Previous reviews of this series:
Doctor Dolittle heads for the high seas in perhaps the most amazing adventure ever experienced by man or animal. Told by nine-and-a-half-year-old Tommy Stubbins, crewman and future naturalist, the voyages of Doctor Dolittle and his company lead them to Spidermonkey Island. Along with his faithful friends, Polynesia the parrot and Chee-Chee the monkey, Doctor Dolittle survives a perilous shipwreck and lands on the mysterious floating island. There he meets the wondrous Great Glass See Snail who holds the key to the greatest mystery of all.
The Voyages of Doctor Dolittle by Hugh Lofting
My rating: 1 of 5 stars
I read both The Story of Doctor Dolittle and The Voyages of Doctor Dolittle back to back, as part of my goal for reading all the Newbery Medal and Honor Books.
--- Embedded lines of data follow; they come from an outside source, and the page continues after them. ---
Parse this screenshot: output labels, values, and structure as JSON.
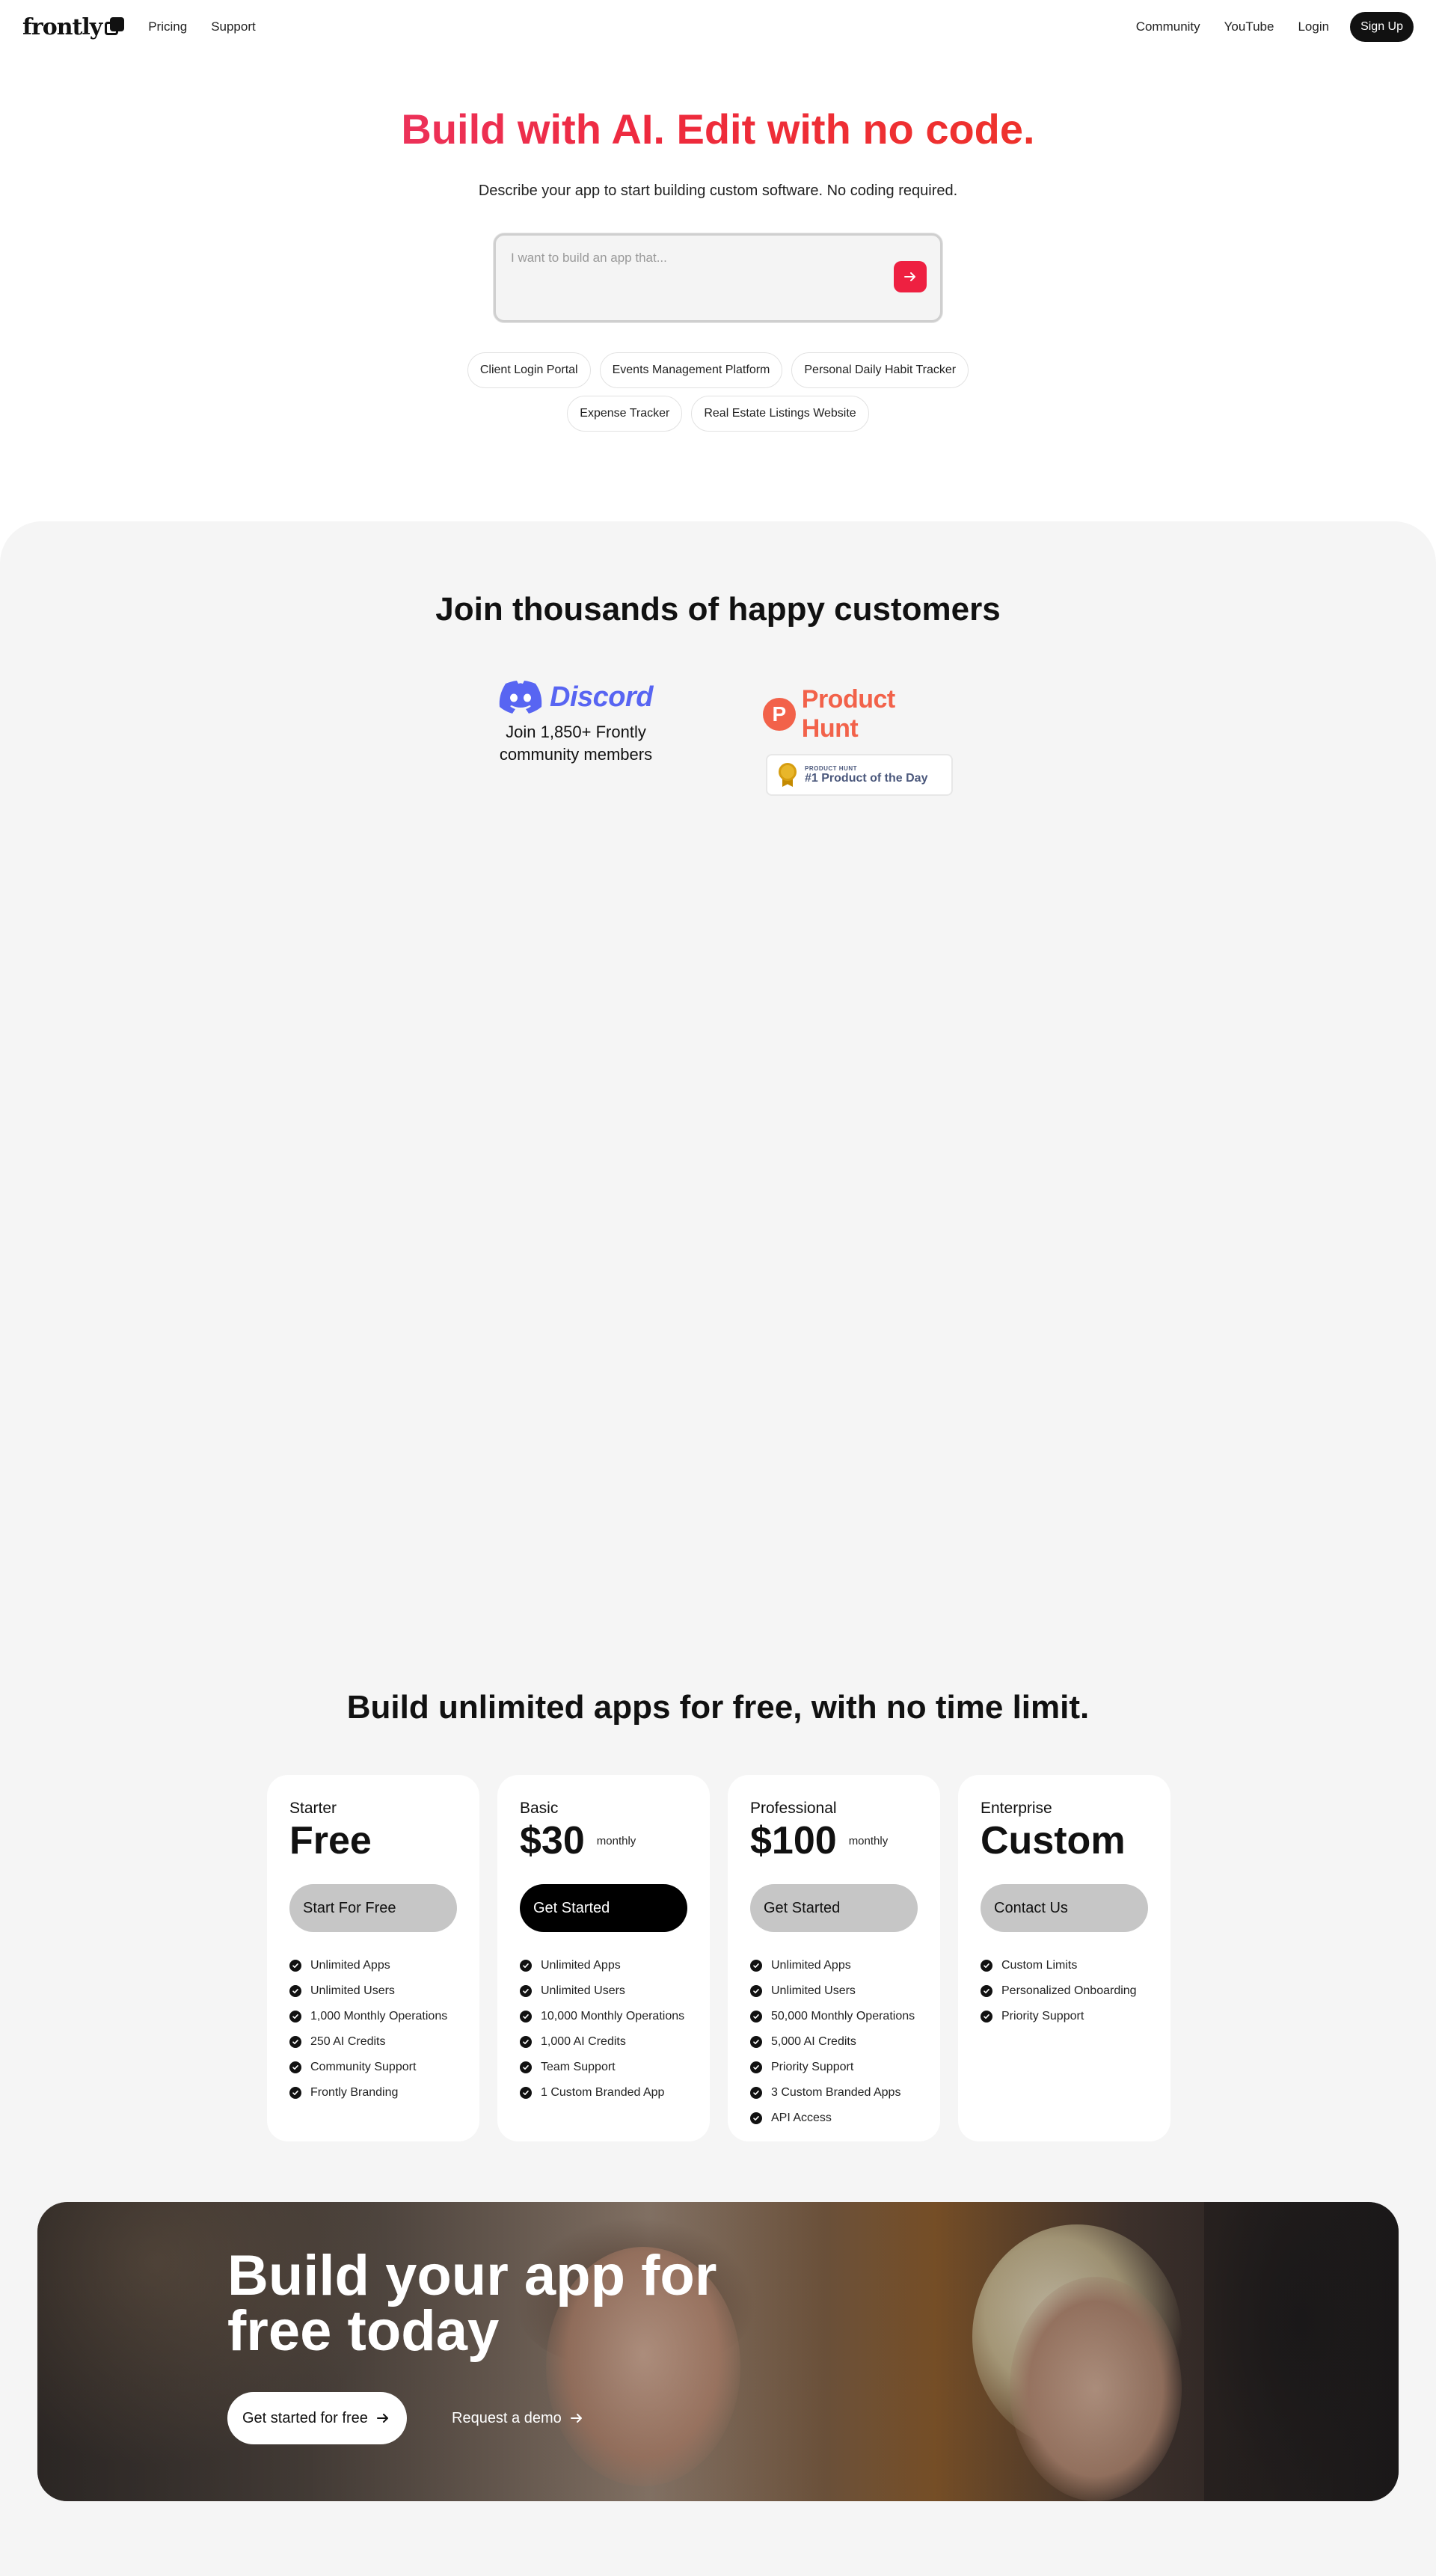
{
  "nav": {
    "logo": "frontly",
    "left_links": [
      "Pricing",
      "Support"
    ],
    "right_links": [
      "Community",
      "YouTube",
      "Login"
    ],
    "signup": "Sign Up"
  },
  "hero": {
    "title": "Build with AI. Edit with no code.",
    "subtitle": "Describe your app to start building custom software. No coding required.",
    "prompt_placeholder": "I want to build an app that...",
    "chips_row1": [
      "Client Login Portal",
      "Events Management Platform",
      "Personal Daily Habit Tracker"
    ],
    "chips_row2": [
      "Expense Tracker",
      "Real Estate Listings Website"
    ]
  },
  "social": {
    "title": "Join thousands of happy customers",
    "discord_name": "Discord",
    "discord_text": "Join 1,850+ Frontly community members",
    "producthunt_name": "Product Hunt",
    "ph_badge_small": "PRODUCT HUNT",
    "ph_badge_big": "#1 Product of the Day",
    "colors": {
      "discord": "#5865f2",
      "producthunt": "#f2624a"
    }
  },
  "pricing": {
    "title": "Build unlimited apps for free, with no time limit.",
    "plans": [
      {
        "name": "Starter",
        "price": "Free",
        "period": "",
        "button": "Start For Free",
        "features": [
          "Unlimited Apps",
          "Unlimited Users",
          "1,000 Monthly Operations",
          "250 AI Credits",
          "Community Support",
          "Frontly Branding"
        ]
      },
      {
        "name": "Basic",
        "price": "$30",
        "period": "monthly",
        "button": "Get Started",
        "features": [
          "Unlimited Apps",
          "Unlimited Users",
          "10,000 Monthly Operations",
          "1,000 AI Credits",
          "Team Support",
          "1 Custom Branded App"
        ]
      },
      {
        "name": "Professional",
        "price": "$100",
        "period": "monthly",
        "button": "Get Started",
        "features": [
          "Unlimited Apps",
          "Unlimited Users",
          "50,000 Monthly Operations",
          "5,000 AI Credits",
          "Priority Support",
          "3 Custom Branded Apps",
          "API Access"
        ]
      },
      {
        "name": "Enterprise",
        "price": "Custom",
        "period": "",
        "button": "Contact Us",
        "features": [
          "Custom Limits",
          "Personalized Onboarding",
          "Priority Support"
        ]
      }
    ]
  },
  "cta": {
    "title_line1": "Build your app for",
    "title_line2": "free today",
    "primary": "Get started for free",
    "secondary": "Request a demo"
  },
  "colors": {
    "accent": "#ee2041",
    "text": "#111111",
    "section_bg": "#f5f5f5"
  }
}
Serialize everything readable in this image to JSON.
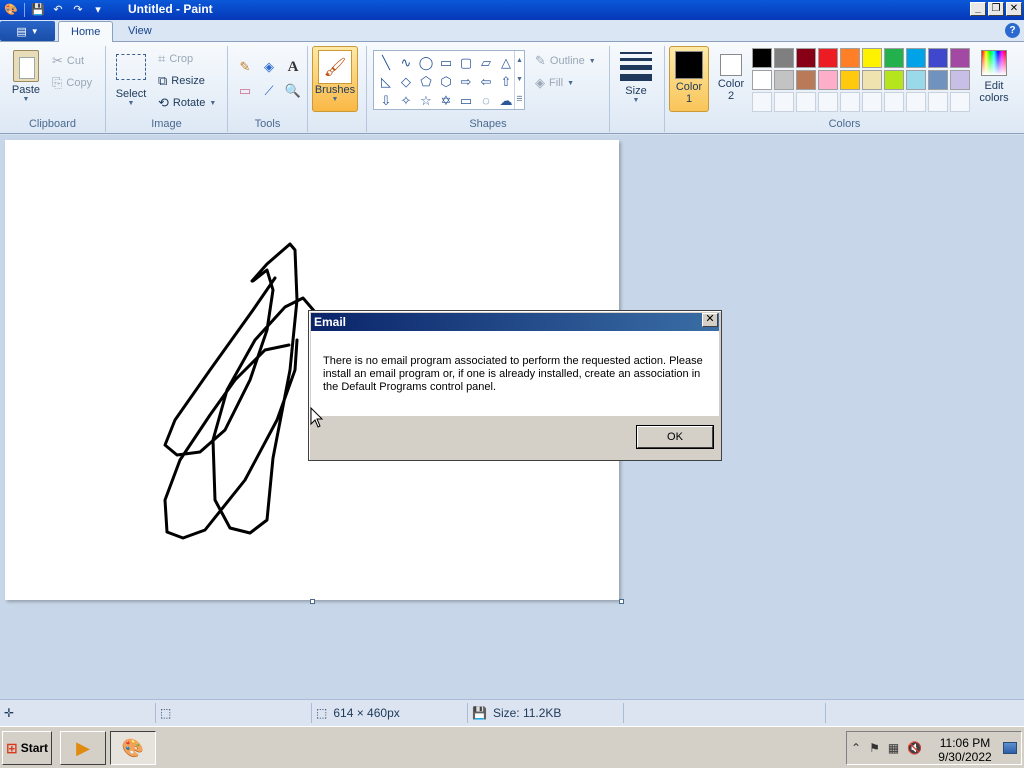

And I chose to read the unrevised versions instead of the bowdlerized editions because those are the editions that garnered Newbery attention. Both books disappointed me.
I touched up on racism that supports colonialism in my review of the first book (The Story of Doctor Dolittle) but didn't go into much detail because other people have done so and readers can do their own research. I found the racism irritating in the first book; the second book is worse. Lofting continues to build on the idea that colonialism is the "natural order" and attempts to justify the theft of native lands based on the supposed ignorance of natives. My first response to some of the statements made in this book involved cursing that I can't repeat here because of rules regarding language.
Maybe a child can suspend their disbelief but I couldn't, not for this book. Lofting continues to ignore the five senses to build his world. He doesn't paint a picture of England, let alone South America or the ocean. There's no descriptions of plants or weather. Nothing smells in Lofting's world. I never get a sense of environment. He paints an unrealistic depiction of the legal system. He continues to make his animal characters so alike that they can't be recognized without him mentioning their names during dialogue and his anthropomorphism encourages colonialism and the notion that this is how people should walk/think/talk/act. Pfft. Screw that (beYOUtiful).
I have no idea how the bowdlerized versions compare and I'm not interested in undertaking that task because this book both irritated and bored me. If this wasn't a Newbery Medal Winner, I would have discarded this book before hitting the halfway point. And, as none of the future books in the series take a medal or honor place, I am discarding the series. I see no point to continue being bored out of my mind. There are too many good books out there to waste time on books that leave much to be desired.